Aí me pergunto se, talvez, não seja exatamente isso que Ferrante quer provocar nos leitores através de Lila: um despertar. Talvez ela queira fazer com que reviremos tudo aquilo que tentamos esconder de nós mesmo. Por isso, seus livros são uma maneira de nos estimular a deixar de olhar para o mundo exterior, e o que nos rodeia, e passar a olhar para dentro.

Em muitos trechos dessa série me vi diante da minha psicóloga em alguma sessão em que preferia não estar, onde queria me calar e fugir. 

Mas, além de todas as questões sociais, sexuais e emocionais, História de quem foge e de quem fica mostra como, mesmo ficando em Nápoles, Lila não se prende, é livre. E Lenu, com tantos anos dedicados aos estudos, tendo a oportunidade de conhecer outras cidades e países, em algumas situações ainda parece uma mulher provinciana. 

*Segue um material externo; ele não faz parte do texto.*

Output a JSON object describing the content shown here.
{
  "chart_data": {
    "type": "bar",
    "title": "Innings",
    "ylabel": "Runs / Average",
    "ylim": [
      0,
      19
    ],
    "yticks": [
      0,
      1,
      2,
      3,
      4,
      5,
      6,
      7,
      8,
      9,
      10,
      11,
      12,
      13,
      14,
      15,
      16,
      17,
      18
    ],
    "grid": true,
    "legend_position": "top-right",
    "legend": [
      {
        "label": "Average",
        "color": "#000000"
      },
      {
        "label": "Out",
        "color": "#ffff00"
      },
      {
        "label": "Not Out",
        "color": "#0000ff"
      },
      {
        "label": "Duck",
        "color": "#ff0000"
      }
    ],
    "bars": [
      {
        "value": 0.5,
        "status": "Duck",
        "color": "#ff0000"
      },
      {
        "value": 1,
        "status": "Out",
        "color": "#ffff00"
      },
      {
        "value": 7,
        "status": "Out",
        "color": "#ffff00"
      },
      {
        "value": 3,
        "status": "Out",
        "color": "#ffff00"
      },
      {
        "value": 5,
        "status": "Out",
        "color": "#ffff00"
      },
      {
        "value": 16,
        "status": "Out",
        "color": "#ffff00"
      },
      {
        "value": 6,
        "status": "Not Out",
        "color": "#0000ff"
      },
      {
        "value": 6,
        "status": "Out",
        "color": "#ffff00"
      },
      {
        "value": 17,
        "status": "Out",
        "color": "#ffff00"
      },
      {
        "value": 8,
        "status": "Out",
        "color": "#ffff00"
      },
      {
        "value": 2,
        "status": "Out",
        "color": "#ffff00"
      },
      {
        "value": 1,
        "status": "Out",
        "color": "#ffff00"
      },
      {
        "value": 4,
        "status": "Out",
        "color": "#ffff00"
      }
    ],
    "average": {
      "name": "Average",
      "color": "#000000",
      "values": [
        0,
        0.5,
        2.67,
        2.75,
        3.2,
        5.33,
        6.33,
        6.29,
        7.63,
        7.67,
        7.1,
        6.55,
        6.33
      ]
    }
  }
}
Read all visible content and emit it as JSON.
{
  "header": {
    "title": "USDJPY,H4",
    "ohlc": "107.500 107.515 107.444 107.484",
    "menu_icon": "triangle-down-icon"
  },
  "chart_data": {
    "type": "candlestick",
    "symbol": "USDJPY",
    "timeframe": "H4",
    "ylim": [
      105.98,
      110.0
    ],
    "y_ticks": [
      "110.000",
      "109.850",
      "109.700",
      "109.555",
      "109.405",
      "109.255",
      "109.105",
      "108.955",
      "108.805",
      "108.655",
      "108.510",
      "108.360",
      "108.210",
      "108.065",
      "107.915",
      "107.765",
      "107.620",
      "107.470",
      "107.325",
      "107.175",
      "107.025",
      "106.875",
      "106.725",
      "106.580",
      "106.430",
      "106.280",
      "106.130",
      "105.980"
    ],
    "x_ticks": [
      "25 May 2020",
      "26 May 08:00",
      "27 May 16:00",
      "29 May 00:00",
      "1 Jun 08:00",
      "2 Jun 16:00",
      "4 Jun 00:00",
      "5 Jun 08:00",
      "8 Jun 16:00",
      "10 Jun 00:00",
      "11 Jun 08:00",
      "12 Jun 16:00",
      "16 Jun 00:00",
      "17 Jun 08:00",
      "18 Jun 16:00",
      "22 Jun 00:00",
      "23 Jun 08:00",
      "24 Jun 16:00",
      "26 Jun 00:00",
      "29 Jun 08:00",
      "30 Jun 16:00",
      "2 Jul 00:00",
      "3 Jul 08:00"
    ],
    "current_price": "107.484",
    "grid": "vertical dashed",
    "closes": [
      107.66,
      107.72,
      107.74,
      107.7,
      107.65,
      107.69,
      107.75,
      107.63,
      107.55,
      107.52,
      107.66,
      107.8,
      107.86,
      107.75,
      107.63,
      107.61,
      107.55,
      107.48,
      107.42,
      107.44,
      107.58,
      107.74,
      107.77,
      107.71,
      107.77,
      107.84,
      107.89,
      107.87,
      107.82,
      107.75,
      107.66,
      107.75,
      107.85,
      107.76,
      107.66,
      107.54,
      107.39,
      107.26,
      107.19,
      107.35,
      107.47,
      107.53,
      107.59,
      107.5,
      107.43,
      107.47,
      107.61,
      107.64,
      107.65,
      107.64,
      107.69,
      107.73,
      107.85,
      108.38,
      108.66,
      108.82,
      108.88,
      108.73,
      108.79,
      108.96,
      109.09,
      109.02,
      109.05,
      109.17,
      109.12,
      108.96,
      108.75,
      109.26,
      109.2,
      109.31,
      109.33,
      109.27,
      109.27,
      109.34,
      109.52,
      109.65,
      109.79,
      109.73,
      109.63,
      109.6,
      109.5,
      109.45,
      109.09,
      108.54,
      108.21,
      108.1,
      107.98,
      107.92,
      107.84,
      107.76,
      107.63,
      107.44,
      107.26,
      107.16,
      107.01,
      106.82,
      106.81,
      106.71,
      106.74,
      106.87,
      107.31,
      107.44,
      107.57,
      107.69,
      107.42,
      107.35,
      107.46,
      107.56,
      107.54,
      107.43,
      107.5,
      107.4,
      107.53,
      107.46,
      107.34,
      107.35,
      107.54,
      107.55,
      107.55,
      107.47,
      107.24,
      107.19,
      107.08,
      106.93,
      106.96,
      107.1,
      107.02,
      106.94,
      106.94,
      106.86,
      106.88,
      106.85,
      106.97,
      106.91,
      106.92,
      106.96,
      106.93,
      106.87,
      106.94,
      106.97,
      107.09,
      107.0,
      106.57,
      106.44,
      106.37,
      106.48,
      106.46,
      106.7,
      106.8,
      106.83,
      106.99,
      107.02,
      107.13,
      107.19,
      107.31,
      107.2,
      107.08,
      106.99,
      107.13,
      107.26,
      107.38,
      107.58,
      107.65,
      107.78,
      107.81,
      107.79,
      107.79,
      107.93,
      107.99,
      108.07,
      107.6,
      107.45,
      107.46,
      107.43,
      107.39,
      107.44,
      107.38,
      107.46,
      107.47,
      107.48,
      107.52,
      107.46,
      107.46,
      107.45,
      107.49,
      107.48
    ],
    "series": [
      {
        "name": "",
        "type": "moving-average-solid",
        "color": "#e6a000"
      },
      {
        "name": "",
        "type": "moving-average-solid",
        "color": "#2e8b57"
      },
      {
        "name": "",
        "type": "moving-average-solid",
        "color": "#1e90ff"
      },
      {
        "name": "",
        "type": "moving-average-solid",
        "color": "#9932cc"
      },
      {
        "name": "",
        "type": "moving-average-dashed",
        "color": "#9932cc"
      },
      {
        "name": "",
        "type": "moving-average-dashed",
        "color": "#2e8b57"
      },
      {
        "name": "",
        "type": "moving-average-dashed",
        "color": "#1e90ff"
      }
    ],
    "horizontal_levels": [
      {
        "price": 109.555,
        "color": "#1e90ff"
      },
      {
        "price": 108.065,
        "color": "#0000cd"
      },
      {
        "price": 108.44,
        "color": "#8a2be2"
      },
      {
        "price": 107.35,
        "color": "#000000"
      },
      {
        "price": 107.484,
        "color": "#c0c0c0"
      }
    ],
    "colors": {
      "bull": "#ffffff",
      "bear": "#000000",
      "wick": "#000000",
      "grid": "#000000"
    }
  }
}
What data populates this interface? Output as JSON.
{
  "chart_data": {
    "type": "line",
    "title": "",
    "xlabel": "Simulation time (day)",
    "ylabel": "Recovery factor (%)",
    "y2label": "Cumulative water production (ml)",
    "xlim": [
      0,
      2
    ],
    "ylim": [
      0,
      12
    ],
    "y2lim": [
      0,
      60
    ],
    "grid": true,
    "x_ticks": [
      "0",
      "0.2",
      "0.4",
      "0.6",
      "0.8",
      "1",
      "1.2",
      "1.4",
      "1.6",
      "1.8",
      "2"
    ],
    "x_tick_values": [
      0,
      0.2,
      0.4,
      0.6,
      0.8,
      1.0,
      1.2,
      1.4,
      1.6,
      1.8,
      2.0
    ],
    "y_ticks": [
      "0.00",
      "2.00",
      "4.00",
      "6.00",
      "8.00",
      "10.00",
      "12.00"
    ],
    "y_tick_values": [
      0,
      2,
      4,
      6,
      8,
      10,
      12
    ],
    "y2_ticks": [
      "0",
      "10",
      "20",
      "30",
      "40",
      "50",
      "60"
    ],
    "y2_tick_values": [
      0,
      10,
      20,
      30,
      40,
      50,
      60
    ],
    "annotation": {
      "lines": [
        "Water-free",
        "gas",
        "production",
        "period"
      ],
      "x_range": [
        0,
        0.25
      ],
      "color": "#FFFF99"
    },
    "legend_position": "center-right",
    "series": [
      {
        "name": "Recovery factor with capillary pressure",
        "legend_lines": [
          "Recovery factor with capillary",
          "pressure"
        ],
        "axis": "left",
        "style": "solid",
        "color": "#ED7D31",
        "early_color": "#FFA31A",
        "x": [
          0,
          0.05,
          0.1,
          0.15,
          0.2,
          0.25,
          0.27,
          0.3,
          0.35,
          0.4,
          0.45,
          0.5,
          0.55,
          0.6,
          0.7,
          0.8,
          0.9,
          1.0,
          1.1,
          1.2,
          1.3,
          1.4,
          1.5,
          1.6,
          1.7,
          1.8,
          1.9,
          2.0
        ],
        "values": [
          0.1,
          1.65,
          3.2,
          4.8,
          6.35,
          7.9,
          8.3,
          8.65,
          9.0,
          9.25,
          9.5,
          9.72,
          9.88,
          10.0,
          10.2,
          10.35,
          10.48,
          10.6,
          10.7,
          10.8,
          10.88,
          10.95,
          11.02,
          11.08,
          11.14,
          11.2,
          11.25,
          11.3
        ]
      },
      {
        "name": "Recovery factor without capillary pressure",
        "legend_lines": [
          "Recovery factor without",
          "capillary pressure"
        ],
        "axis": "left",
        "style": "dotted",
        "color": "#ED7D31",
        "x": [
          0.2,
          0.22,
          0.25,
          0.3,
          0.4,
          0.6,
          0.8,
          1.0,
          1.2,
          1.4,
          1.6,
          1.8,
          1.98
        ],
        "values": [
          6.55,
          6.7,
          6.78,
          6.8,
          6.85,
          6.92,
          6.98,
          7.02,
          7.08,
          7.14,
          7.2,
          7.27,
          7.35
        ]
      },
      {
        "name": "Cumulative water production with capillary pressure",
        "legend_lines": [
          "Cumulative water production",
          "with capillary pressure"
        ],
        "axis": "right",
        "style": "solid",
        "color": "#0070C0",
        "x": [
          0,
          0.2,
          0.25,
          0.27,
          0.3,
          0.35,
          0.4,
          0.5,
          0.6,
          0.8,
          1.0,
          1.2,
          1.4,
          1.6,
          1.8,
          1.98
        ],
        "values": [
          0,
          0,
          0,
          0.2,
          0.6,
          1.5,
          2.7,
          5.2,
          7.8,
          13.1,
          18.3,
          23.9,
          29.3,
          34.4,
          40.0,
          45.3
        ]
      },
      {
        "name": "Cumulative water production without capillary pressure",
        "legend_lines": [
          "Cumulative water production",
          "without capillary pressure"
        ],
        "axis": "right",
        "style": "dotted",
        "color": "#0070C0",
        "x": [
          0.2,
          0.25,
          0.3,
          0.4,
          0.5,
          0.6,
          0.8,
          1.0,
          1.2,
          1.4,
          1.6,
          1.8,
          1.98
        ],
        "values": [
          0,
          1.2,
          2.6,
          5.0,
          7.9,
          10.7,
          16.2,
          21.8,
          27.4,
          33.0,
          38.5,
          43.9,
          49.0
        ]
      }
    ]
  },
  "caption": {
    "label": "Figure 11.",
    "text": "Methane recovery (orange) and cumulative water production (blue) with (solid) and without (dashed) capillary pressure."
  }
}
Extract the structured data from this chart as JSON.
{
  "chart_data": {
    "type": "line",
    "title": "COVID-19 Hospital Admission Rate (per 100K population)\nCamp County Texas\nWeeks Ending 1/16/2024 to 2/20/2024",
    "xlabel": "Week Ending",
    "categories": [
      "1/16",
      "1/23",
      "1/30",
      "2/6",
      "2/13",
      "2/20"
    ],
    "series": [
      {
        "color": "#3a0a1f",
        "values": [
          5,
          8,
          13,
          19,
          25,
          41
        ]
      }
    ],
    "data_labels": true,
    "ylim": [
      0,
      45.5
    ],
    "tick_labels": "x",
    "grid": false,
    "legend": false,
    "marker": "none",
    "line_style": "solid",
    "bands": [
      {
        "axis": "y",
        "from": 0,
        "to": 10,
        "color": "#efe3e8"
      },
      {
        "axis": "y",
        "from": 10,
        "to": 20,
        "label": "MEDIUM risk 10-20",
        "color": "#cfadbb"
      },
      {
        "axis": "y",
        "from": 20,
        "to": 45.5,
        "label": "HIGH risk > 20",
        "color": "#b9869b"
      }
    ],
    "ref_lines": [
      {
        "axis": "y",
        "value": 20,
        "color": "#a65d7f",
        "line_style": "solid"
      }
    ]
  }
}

Agora falta pouco para descobrir, ou não, os motivos que levaram Lila a sumir sem deixar rastro. O que Elena Ferrante guarda para o leitor em História da menina perdida, quarto e último livro da série? Lenu vai se estabelecer como uma autora de sucesso e viver seu verdadeiro amor? Por que Lila, depois de anos, finalmente resolve sumir? Lenu vai passar a limpo a amizade com Lila e dizer tudo que sente? 

São muitas questões em aberto e, imagino, muitas surpresas e possibilidades para as amigas – e todos que as cercam.